Electric range: 15-20 miles?
But we suspect that most buyers will be comfortable with the all-electric mode, which seems likely to be rated somewhere between 15 and 20 miles.
BMW says 80 percent of X5s globally travel less than 30 km (19 miles) per trip, and it has achieved an electric-range rating of 30 km on the European cycle, which tends to produce higher numbers for electric range than do the EPA test cycles in the U.S.
And BMW plans to integrate information from the navigation system into the car’s powertrain controls, so when a driver enters a destination into the system, the car works to arrive at that location with a fully depleted battery pack (unless the “Save Battery” switch has been triggered).
The navigation system will take into account not only distance, but also topography (elevation especially), prevailing speed limits, and real-time traffic information in assessing the most efficient deployment of battery and gasoline energy.
Benefits of BMW i program
Many of the technologies in the future BMW X5 e-Drive are derived loosely or completely from the company’s “BMW i” project, which has led to the dedicated 2014 BMW i3 battery-electric hatchback and the 2015 BMW i3 plug-in hybrid sports coupe.
The plug-in hybrid X5’s battery cells are similar to those in the i8 coupe, as is its battery-management software.
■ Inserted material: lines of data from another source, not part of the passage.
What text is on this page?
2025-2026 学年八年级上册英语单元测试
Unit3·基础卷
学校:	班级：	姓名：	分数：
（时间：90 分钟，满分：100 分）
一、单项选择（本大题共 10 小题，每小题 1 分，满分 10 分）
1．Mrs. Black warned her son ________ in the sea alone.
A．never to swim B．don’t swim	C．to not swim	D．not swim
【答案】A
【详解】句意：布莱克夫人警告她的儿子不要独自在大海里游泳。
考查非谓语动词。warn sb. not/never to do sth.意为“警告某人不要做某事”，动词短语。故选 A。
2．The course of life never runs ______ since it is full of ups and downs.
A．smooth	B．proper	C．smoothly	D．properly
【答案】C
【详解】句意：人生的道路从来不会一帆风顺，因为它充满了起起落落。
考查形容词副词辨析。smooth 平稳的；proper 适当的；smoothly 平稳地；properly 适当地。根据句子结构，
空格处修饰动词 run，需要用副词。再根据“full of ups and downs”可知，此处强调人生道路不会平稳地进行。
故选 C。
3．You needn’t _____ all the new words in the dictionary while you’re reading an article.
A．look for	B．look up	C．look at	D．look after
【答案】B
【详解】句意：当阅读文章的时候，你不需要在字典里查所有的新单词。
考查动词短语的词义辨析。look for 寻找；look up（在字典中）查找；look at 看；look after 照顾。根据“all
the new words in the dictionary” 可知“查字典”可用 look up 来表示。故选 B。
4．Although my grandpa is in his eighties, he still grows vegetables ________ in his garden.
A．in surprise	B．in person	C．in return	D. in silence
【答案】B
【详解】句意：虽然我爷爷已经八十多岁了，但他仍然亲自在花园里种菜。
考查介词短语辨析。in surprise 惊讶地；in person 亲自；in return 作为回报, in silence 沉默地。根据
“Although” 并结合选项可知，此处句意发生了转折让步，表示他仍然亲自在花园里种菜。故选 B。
Power electronics come from the BMW i program too. The electric motor and eight-speed transmission combination has already been used on the current ActiveHybrid models of the BMW 3-, 5-, and 7-Series sedans.
While it’s far too easy to expect information on prices, BMW noted that its pricing structure is roughly proportional to powertrain output — so the X5 e-Drive would come in at a starting price higher than that of the less powerful X5 xDrive 35i, which for 2014 starts at $52,800.
The plug-in hybrid BMW X5 won’t be arrive at selected U.S. dealers until “at least” late 2015, and possibly later, BMW executives said.